As the person who's pretty much started this conversation (or at least being very vocal about it recently), I suppose I need to provide some background on why I've been harping on this.
(See my next post for actual gameplay suggestions.)
I generally play very difficult games, my 'standard' challenging game setup is Random All AI Types, diff 9/9, lattice map and then hit "New Map Seed" and then "Start Game" without looking at the map or choosing your starting ship.
I do this so I have a random map location and a random bonus ship. If I allow myself to pick starting map location and starting bonus ship it is in a diff 10/10 game.
However, I get away with this because I do not enable any of the minor factions that help me and so in return I do not enable anything that helps the AI, in other words I play straightforward games, it is me vs. the AI and nothing else.
However, even in that setup the best games I play end up being the ones I unlock warp jammers and play a low aip planet hopping strategy so I am effectively "chokepointing" the AI by only exposing a single planet to waves and with the low AIP I do not require significant defenses to defeat AI waves. (Relative to what I see posted on the forums anyway.)
Whenever I do not unlock warp jammers the game is significantly harder as I now have significantly more systems to defend.
On a lattice type map, having more 'safe' systems not adjacent to an enemy warp gate then there are 'hot' systems the AI can send waves at is the exception, not the rule.
And because I play low AIP on lattice, gate raiding is not an option. 6 or 7 games ago now, my starting homeworld had 14 adjacent systems, that would be 70 AIP in gate raiding alone.
However, what pushed me over the edge was the fact that I read a couple great Fallen Spire AARs so I decided to finally play the Fallen Spire campaing. I enabled the Fallen Spire at 4/10 and dropped the difficulty down to 8 for both AIs, figuring that as it was my first Fallen Spire playthough I would need the leeway.
I then proceeded to get flattened, over and over and over. I'm not talking a mistake where I miss something and have to save-scum, I'm talking having to save-scum the same event multiple times because I simply did not have enough units and had to get both a lucky roll on the composition of the exo-wave and lucky on how the combat went to survive.
As I understand the minor faction difficulty, Fallen Spire 4/10 is supposed to be default, that is tough-but-fair. However, on a lattice map that exo-wave is anything but fair because the fact that it can come at me from multiple directions means that I either split my defenses on the border worlds which is a losing prospect against an exo-wave that is expecting to meet a chokepoint, or I allow the exo-wave through to its target (my homeworld) and turn my homeworld into a 'chokepoint'. Both of these options are bad.
This experience took me from "ah, lattice maps are a little tougher but I can take it" to "lattice maps are a full difficulty, if not a difficulty and a half harder" and made me focus on what makes the map with fewer connections so much easier, the chokepoint.
Having said that, this is a strategy game and acheiving the chokepoint is a desirable thing as it simplifies your defense and allows concentration of force. The problem is that because AI War is procedurally generated, the game designed can't place chokepoints in strategic locations, but force the player to have to leave them to win the game. Rather, you get map types where natural chokepoints form when the game generates its layout.

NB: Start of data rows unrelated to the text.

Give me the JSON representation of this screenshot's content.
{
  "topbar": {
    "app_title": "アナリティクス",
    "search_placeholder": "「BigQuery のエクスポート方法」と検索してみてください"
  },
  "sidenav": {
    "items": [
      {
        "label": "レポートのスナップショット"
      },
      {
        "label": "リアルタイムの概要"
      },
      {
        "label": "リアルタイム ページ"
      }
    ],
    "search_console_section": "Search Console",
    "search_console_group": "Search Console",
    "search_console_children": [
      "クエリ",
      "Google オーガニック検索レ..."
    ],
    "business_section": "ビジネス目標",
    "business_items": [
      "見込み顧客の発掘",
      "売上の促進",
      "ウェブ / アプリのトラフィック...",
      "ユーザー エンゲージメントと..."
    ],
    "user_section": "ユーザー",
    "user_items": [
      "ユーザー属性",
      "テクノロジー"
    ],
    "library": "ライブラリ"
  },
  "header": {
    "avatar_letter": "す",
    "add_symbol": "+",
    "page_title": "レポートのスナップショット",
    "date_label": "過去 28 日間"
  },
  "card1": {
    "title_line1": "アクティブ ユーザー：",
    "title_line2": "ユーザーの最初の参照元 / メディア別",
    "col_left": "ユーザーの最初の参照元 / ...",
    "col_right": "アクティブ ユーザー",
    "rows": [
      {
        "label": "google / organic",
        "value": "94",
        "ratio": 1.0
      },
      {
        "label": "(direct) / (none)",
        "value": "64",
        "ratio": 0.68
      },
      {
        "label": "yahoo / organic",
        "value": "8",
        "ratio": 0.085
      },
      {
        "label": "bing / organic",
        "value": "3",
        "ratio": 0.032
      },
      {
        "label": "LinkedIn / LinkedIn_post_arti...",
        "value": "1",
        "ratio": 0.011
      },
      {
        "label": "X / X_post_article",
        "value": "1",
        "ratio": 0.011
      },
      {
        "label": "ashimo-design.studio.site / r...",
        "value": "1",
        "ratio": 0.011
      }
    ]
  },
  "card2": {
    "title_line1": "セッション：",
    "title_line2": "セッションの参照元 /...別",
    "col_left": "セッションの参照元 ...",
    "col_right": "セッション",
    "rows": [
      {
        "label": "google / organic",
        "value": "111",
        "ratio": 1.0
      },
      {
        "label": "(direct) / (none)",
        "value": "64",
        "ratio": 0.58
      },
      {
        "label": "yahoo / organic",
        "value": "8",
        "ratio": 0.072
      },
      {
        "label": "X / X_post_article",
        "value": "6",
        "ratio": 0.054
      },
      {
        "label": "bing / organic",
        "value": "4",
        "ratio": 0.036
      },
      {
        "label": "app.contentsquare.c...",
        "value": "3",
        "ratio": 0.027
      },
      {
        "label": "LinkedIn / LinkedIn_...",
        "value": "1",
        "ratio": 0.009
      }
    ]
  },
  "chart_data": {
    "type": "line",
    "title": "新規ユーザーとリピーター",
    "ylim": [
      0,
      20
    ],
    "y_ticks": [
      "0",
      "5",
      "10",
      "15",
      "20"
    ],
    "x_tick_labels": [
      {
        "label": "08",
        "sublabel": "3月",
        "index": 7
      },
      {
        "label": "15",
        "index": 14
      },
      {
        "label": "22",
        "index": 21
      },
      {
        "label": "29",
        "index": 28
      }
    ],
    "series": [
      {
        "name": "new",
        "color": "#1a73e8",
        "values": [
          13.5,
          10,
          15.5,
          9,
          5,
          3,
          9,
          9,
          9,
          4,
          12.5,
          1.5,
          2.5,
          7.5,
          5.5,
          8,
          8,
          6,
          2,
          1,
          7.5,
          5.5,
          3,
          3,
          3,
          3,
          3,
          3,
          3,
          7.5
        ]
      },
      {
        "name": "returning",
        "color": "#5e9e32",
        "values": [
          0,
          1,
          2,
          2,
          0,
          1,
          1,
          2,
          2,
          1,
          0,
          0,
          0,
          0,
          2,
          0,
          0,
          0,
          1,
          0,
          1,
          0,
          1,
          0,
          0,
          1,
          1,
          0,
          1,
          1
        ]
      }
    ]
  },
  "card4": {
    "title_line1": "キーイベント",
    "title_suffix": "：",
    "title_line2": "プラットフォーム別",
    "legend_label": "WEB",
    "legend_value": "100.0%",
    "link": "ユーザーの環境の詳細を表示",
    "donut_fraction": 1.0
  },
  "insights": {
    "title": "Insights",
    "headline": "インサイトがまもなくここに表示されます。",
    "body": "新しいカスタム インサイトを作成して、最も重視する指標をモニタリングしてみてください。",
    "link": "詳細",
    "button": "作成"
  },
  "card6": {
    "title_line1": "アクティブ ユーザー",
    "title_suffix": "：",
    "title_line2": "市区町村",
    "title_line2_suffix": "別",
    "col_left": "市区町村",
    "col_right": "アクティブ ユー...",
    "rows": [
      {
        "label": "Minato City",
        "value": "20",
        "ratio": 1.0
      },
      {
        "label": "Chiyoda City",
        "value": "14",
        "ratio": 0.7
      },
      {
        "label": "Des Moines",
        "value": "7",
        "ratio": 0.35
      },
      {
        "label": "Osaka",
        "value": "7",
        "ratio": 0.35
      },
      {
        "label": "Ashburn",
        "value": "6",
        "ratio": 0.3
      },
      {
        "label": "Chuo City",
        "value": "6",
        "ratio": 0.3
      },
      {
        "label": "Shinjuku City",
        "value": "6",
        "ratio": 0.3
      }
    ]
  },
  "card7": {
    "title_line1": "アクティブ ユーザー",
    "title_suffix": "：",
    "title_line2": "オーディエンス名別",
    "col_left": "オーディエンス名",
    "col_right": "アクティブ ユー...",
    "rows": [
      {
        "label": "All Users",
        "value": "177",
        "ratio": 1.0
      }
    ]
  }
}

I just took a quick look and I would say anywhere from half to two-thirds (depending on your personal definition of chokepoint) of the map types generally give you maps that have a lot of chokepoints. A 'lot of chokepoints' in this case being you can expand your empire in such a way as to never have more then 3 systems exposed to the AI without gate raiding.
Maybe part of the issue is the 'lattice' map type. I just did three test maps using the same map seed for both lattice and realistic map types.
At least one starting option on each of the three the lattice map types had 11 warp point connections (one of the three had a 14 connections option), on the realistic maps the maximum warp point connections was 4 across all three map seeds.
I think at the end of the day it boils down to the fact that I want lots of warp point connections so I have multiple routes to get places and deciding which systems to take is important and also give me the leeway to go around a Mk IV system with a whole bunch of specials if I want to.
I don't want to be playing a low connections map where my choices are limited.
I also feel that because the game is harder as the number of warp point connections goes up, a lot of the recent changes to how AI reinforcement, waves, special forces, strategic reserve, etc. have been balanced by feedback from players and the average player plays a map with a lot fewer connections then I do, so my map choice is giving me a harder experience for the same balance point.
That's why I was happy to see the topic about the Counter-Attack posts and warp gates sending waves to more then just the adjacent planet. Because I expose so many systems to the AI due to my map choice of lattice, I'm effectively already playing this way. Implementing a mechanic like that where you could not (as easily) setup a single chokepoint would then swing the game balance back towards what I prefer, that is a lot of connections between systems, which brings with it a lot of systems exposed to AI attack.